Vollends ins Leere schaut sogar, wer der Frage nachgeht, wer eigentlich noch die Interessen der kleinen Gewerbetreibenden vertritt. Etwa die des Kiosk-Betreibers, der nach einer 70-Stunden-Woche mit 1.800 netto im Monat nach Hause geht und sich dann noch mit paranoiden Rechenschaftspflichten herumzuschlagen hat, ein Aufwand, den ihm kein Mensch bezahlt. Selbst das kleine Unternehmertum hat, ausgehend von der Partei Die Linke, längst auch in weiten Teilen von SPD und Grünen die Anmutung des Verbrecherischen.

Mittelstand und Kleinunternehmer, unter ihnen Einzelhändler oder - extremes Beispiel - die Betreiber eines Standes auf einem Weihnachtsmarkt, werden hin- und hergeschubst in einer Weise, die nicht einmal - aus durchaus egoistischen Motiven - die Kommunistische Partei Chinas sich herausnehmen würde. Läden auf, Läden zu, mit neuen Regeln alle paar Tage - es sind nur noch Planlosigkeit und Willkür zu erkennen.

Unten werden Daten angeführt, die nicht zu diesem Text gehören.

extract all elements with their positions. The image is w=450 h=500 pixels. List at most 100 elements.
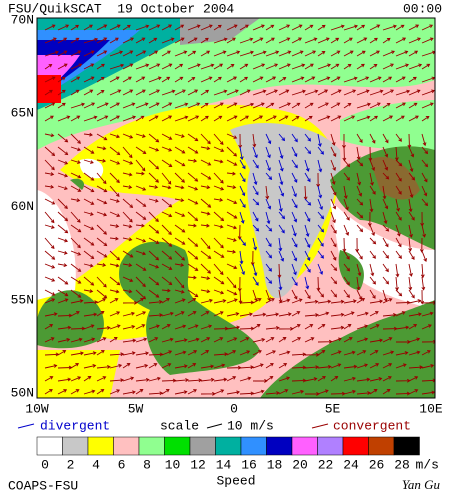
- wind-arrow: [239, 24, 249, 31]
- colorbar-swatch: [62, 436, 89, 456]
- wind-arrow: [395, 276, 399, 291]
- wind-arrow: [44, 133, 55, 138]
- wind-arrow: [83, 146, 95, 154]
- wind-arrow: [187, 102, 201, 109]
- wind-arrow: [109, 298, 119, 304]
- wind-arrow: [70, 89, 80, 96]
- wind-arrow: [291, 198, 298, 209]
- wind-arrow: [200, 102, 209, 109]
- wind-arrow: [317, 159, 323, 173]
- wind-arrow: [356, 298, 366, 304]
- wind-arrow: [382, 363, 393, 369]
- wind-arrow: [122, 363, 131, 369]
- wind-arrow: [187, 337, 200, 343]
- wind-arrow: [239, 89, 251, 96]
- wind-arrow: [304, 289, 311, 300]
- wind-arrow: [356, 391, 371, 395]
- wind-arrow: [148, 37, 158, 44]
- wind-arrow: [304, 63, 314, 70]
- wind-arrow: [109, 250, 121, 261]
- wind-arrow: [187, 250, 199, 260]
- wind-arrow: [174, 276, 185, 289]
- wind-arrow: [174, 263, 185, 267]
- wind-arrow: [135, 50, 147, 57]
- wind-arrow: [161, 378, 177, 383]
- wind-arrow: [330, 337, 342, 343]
- wind-arrow: [83, 37, 99, 44]
- wind-arrow: [356, 133, 363, 143]
- wind-arrow: [252, 198, 260, 206]
- wind-arrow: [83, 351, 97, 356]
- wind-arrow: [148, 172, 159, 183]
- wind-arrow: [252, 172, 258, 186]
- wind-arrow: [252, 37, 264, 44]
- wind-arrow: [57, 24, 70, 31]
- colorbar-label: 24: [343, 457, 359, 472]
- wind-arrow: [83, 324, 95, 330]
- wind-arrow: [356, 50, 366, 57]
- colorbar-swatch: [215, 436, 242, 456]
- wind-arrow: [369, 198, 374, 213]
- wind-arrow: [200, 298, 213, 304]
- wind-arrow: [109, 159, 121, 165]
- wind-arrow: [265, 224, 273, 232]
- wind-arrow: [96, 250, 108, 258]
- wind-arrow: [304, 198, 312, 206]
- wind-arrow: [96, 211, 108, 217]
- wind-arrow: [356, 76, 370, 83]
- wind-arrow: [304, 24, 314, 31]
- wind-arrow: [174, 324, 187, 330]
- wind-arrow: [174, 24, 185, 31]
- wind-arrow: [135, 171, 145, 176]
- wind-arrow: [174, 50, 188, 57]
- wind-arrow: [174, 159, 186, 167]
- wind-arrow: [148, 299, 163, 304]
- wind-arrow: [395, 115, 405, 122]
- wind-arrow: [226, 263, 238, 270]
- wind-arrow: [265, 63, 279, 70]
- wind-arrow: [57, 337, 71, 343]
- wind-arrow: [421, 363, 435, 369]
- wind-arrow: [109, 352, 125, 357]
- wind-arrow: [239, 37, 254, 44]
- lat-label: 50N: [11, 386, 34, 401]
- scale-label: scale: [160, 418, 199, 433]
- wind-arrow: [161, 63, 173, 70]
- wind-arrow: [278, 250, 285, 262]
- wind-arrow: [356, 311, 369, 317]
- wind-arrow: [367, 211, 372, 227]
- wind-arrow: [187, 172, 199, 182]
- wind-arrow: [83, 250, 95, 260]
- wind-arrow: [226, 76, 238, 83]
- wind-arrow: [122, 63, 134, 70]
- wind-arrow: [83, 312, 98, 317]
- wind-arrow: [265, 350, 277, 356]
- wind-arrow: [70, 37, 80, 44]
- wind-arrow: [239, 63, 249, 70]
- wind-arrow: [382, 337, 393, 343]
- wind-arrow: [278, 237, 283, 252]
- wind-arrow: [265, 133, 272, 145]
- wind-arrow: [330, 185, 337, 196]
- wind-arrow: [291, 311, 301, 317]
- wind-arrow: [291, 76, 305, 83]
- wind-arrow: [343, 276, 350, 286]
- wind-arrow: [187, 24, 201, 31]
- wind-arrow: [421, 224, 426, 238]
- wind-arrow: [382, 37, 391, 44]
- colorbar-swatch: [164, 436, 191, 456]
- wind-arrow: [252, 146, 258, 159]
- wind-arrow: [161, 76, 171, 83]
- wind-arrow: [395, 76, 406, 83]
- wind-arrow: [382, 76, 393, 83]
- wind-arrow: [317, 224, 324, 233]
- wind-arrow: [122, 133, 134, 139]
- wind-arrow: [122, 390, 136, 395]
- wind-arrow: [174, 89, 186, 96]
- wind-arrow: [408, 250, 415, 260]
- wind-arrow: [278, 115, 289, 122]
- wind-arrow: [330, 159, 336, 171]
- wind-arrow: [135, 337, 148, 343]
- wind-arrow: [135, 102, 149, 109]
- wind-arrow: [317, 263, 324, 275]
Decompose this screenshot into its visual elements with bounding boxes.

Wirtschaft wird systematisch kaputtgemacht

Umsatz ist Gewinn und Gewinn ist Kapitalismus, also möglichst zurückzudrängen und zu behindern, jedenfalls das Gegenteil eines berechtigten Interesses - diese Ideologie schimmert gerade in diesen Tagen nur zu deutlich durch. Bayerns Ministerpräsident lobt sich selbst für eine Stütze von 1.500 Euro für die in letzter Minute verhinderten Betreiber eines Stands auf einem Weihnachtsmarkt - und wundert sich, dass er dafür ausgepfiffen wird. Die alte SPD-Parole von der Belastbarkeit der Wirtschaft, die zu testen sei, ist nicht länger gültig: Mittlerweile wird die deutsche Wirtschaft systematisch und vorsätzlich kaputtgemacht. Kleinunternehmer, die heute noch SPD wählen, dürften längst Seltenheitswert haben. Sie sind, glaubt man den Wahlanalysen, massenhaft zur AfD übergelaufen.

Am Ende läuft alles auf dieselbe Erklärung hinaus für diesen verstörenden Befund: Klima-Rettung, Euro-Rettung und Migranten-Rettung sind drei durch und durch links-grüne „Projekte". Wer und was ihnen im Weg steht, wird zur Seite geräumt. Die kleinen Leute haben ausgerechnet in der neuen links-grün dominierten Bundesregierung keine Lobby.